Saturday, August 16, 2014

Parable of the Invisible Gardener

Parable of the Invisible Gardener

The Parable of the Invisible Gardener is a tale told by John Wisdom. It was later developed in the university debate, by Antony Flew who made a few changes such as changing the gardeners to explorers. It is often used to illustrate the perceived differences between assertions based on faith and assertions based on scientific evidence, and the problems associated with unfalsifiable beliefs. The main point of the parable is that religious believers do not allow anybody to "falsify" their assertions, instead they simply change their beliefs to suit the questioner. This is why for Flew religious believers cause God to "Die the death of a thousand qualifications". The tale runs as follows:
"Two people return to their long neglected garden and find, among the weeds, that a few of the old plants are surprisingly vigorous. One says to the other, 'It must be that a gardener has been coming and doing something about these weeds.' The other disagrees and an argument ensues. They pitch their tents and set a watch. No gardener is ever seen. The believer wonders if there is an invisible gardener, so they patrol with bloodhounds but the bloodhounds never give a cry. Yet the believer remains unconvinced, and insists that the gardener is invisible, has no scent and gives no sound. The skeptic doesn't agree, and asks how a so-called invisible, intangible, elusive gardener differs from an imaginary gardener, or even no gardener at all."
In the later additions of Flew, there is the addition of infra-red, and cameras and the garden/clearing is surrounded by an electrified fence. The gardener therefore must not only be undetectable, but intangible.
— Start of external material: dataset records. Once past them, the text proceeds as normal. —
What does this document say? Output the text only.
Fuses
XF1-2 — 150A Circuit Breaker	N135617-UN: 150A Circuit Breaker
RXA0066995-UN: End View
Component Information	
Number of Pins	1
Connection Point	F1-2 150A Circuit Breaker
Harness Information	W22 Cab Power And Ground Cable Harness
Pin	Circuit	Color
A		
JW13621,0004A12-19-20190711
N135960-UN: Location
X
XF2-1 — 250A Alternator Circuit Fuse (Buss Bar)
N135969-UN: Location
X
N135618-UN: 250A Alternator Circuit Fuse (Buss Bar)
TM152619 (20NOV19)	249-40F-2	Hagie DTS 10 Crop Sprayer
British philosopher of religion Antony Flew (1923-2010), writing as an atheist in 1955, expanded upon a parable designed to show that there is no difference between (God as) an “invisible gardener” and there being “no gardener at all.”
Once upon a time two explorers came upon a clearing in the jungle. In the clearing were growing many flowers and many weeds.
One explorer says, “Some gardener must tend this plot.”
The other disagrees, “There is no gardener.”
So they pitch their tents and set a watch.
No gardener is ever seen.
“But perhaps he is an invisible gardener.”
So they set up a barbed-wire fence. They electrify it. They patrol with bloodhounds. (For they remember how H. G. Well’s The Invisible Man could be both smelt and touched though he could not be seen.)
But no shrieks ever suggest that some intruder has received a shock. No movements of the wire ever betray an invisible climber. The bloodhounds never give cry.
Yet still the Believer is not convinced. “But there is a gardener, invisible, intangible, insensible, to electric shocks, a gardener who has no scent and makes no sound, a gardener who comes secretly to look after the garden which he loves.”
At last the Skeptic despairs, “But what remains of your original assertion? Just how does what you call an invisible, intangible, eternally elusive gardener differ from an imaginary gardener or even from no gardener at all?”
John Frame counters with a parable of his own:
Once upon a time two explorers came upon a clearing in the jungle.
A man was there, pulling weeds, applying fertilizer, trimming branches. The man turned to the explorers and introduced himself as the royal gardener. One explorer shook his hand and exchanged pleasantries.
The other ignored the gardener and turned away: “There can be no gardener in this part of the jungle,” he said; “this must be some trick.”
They pitch camp. Every day the gardener arrives, tends the plot. Soon the plot is bursting with perfectly arranged blooms.
“He’s only doing it because we’re here—to fool us into thinking this is a royal garden.”
The gardener takes them to a royal palace, introduces the explorers to a score of officials who verify the gardener’s status.
Then the skeptic tries a last resort: “Our senses are deceiving us. There is no gardener, no blooms, no palace, no officials. It’s still a hoax!”
Finally the believer despairs: “But what remains of your original assertion? Just how does this mirage, as you call it, differ from a real gardener?”
—John M. Frame, “God and Biblical Language: Transcendence and Immanence,” God’s Inerrant Word, ed. J. W. Montgomery (Minneapolis: Bethany Fellowship, 1974), p. 171.